Le Djihesse qui se trouvait à gauche devait être à une dizaine de mètres de l’autre et semblait lui parler – mais la bande son n’était pas audible. Une longue et très fine baguette à la main, il dessinait sur le sol désormais sablonneux et expliquait à toute allure une, puis deux puis quinze silhouettes agglutinées qui leur ressemblait comme autant de gouttes d’eau, et l’autre opinait du bonnet. Et puis tout à coup… c’était l’autre, le Djihesse de droite qui tenait la baguette à la main et enseignait tout en dessinant lui aussi à une vitesse folle sur le sol d’autres silhouettes encore, entre lesquelles il ajoutait des traits ou sur lesquelles il esquissait des signes cabalistiques.

« Mais oui, bien sûr ! », le Djihesse de droite entendit-il tout à coup s’écrier la version de lui-même plantée sur le monticule.

Ce qu’il contemplait là c’était très littéralement un rêve de « mise à plat ».

Et il éclata trois fois simultanément d’un grand rire joyeux.

C’étaient elles, le deux premières « sortes » de rêves !

« Les feux de broussailles » durant lesquels on se défait la nuit des encombrements de souvenirs, d’émotions, d’élucubrations en surnombre amassés au fil des jours. Et les « mises à plat » durant lesquelles on amorce une vague carte géographique des infinités de contrées intérieures qu’au fil des nuits l’on a découvertes dans les replis de soi, et des hautes murailles qui les ceignent, et des routes qui les relient.

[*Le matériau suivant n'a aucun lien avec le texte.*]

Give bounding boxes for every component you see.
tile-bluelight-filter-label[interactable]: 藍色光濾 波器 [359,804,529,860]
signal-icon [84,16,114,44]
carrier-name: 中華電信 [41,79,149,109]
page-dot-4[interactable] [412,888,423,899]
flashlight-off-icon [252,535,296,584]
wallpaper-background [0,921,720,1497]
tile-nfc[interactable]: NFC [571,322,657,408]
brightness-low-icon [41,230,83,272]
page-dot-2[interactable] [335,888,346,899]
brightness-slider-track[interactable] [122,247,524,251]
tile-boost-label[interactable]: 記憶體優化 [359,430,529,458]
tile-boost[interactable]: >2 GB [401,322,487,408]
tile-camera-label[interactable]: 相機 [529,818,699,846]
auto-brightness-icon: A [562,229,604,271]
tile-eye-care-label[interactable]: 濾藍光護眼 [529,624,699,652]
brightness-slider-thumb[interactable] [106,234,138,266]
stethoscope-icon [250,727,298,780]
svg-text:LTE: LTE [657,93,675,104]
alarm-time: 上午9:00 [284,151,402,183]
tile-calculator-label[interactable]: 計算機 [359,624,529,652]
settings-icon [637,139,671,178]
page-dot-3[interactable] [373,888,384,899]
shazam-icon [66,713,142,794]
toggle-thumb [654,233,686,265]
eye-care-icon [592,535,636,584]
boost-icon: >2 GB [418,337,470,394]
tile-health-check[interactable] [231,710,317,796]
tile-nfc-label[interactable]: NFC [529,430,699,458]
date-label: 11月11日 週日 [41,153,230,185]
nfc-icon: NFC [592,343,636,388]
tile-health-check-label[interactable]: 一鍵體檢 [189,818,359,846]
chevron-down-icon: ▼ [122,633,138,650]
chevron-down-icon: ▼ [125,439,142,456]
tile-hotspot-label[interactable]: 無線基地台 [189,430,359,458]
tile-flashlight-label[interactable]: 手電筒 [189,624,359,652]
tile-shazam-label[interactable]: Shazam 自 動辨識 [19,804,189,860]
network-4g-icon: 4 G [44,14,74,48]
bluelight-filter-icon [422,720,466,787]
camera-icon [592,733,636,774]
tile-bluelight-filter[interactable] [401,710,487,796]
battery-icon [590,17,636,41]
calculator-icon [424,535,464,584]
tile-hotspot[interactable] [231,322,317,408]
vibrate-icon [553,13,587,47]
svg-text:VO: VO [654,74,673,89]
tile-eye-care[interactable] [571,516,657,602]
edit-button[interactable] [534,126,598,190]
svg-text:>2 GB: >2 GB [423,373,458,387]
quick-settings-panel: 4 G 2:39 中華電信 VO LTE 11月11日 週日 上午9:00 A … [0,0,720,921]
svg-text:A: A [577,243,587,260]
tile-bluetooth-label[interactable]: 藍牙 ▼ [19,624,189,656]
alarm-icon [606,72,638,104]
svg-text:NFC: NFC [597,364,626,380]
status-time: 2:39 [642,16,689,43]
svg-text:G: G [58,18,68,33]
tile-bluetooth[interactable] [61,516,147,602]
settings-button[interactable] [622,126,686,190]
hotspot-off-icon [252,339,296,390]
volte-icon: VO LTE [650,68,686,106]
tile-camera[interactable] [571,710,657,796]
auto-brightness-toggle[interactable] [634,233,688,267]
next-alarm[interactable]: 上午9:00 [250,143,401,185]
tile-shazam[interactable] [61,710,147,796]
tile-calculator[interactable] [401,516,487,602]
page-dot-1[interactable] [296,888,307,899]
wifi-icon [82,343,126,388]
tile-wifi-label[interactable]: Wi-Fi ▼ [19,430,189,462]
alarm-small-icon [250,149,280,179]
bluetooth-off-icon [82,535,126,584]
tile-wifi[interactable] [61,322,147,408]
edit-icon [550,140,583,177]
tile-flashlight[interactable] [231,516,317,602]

« Toutes ces années ! », se disait-il en continuant de rire à âme-fleur, « toutes ces années ! » avant de se rendre enfin compte de ce que non, ses rêves n’avaient pas été que de chatoyants éclats de ses jours, apparaissant puis s’annihilant sans rime ni raison.

Profondément endormi dans son fauteuil, le cigarillo éteint depuis longtemps et abandonné au bord du cendrier, ce soir-là, dans son rêve, sur la vielle colline, Jean-Sébastien Pomeroy dansa bel et bien.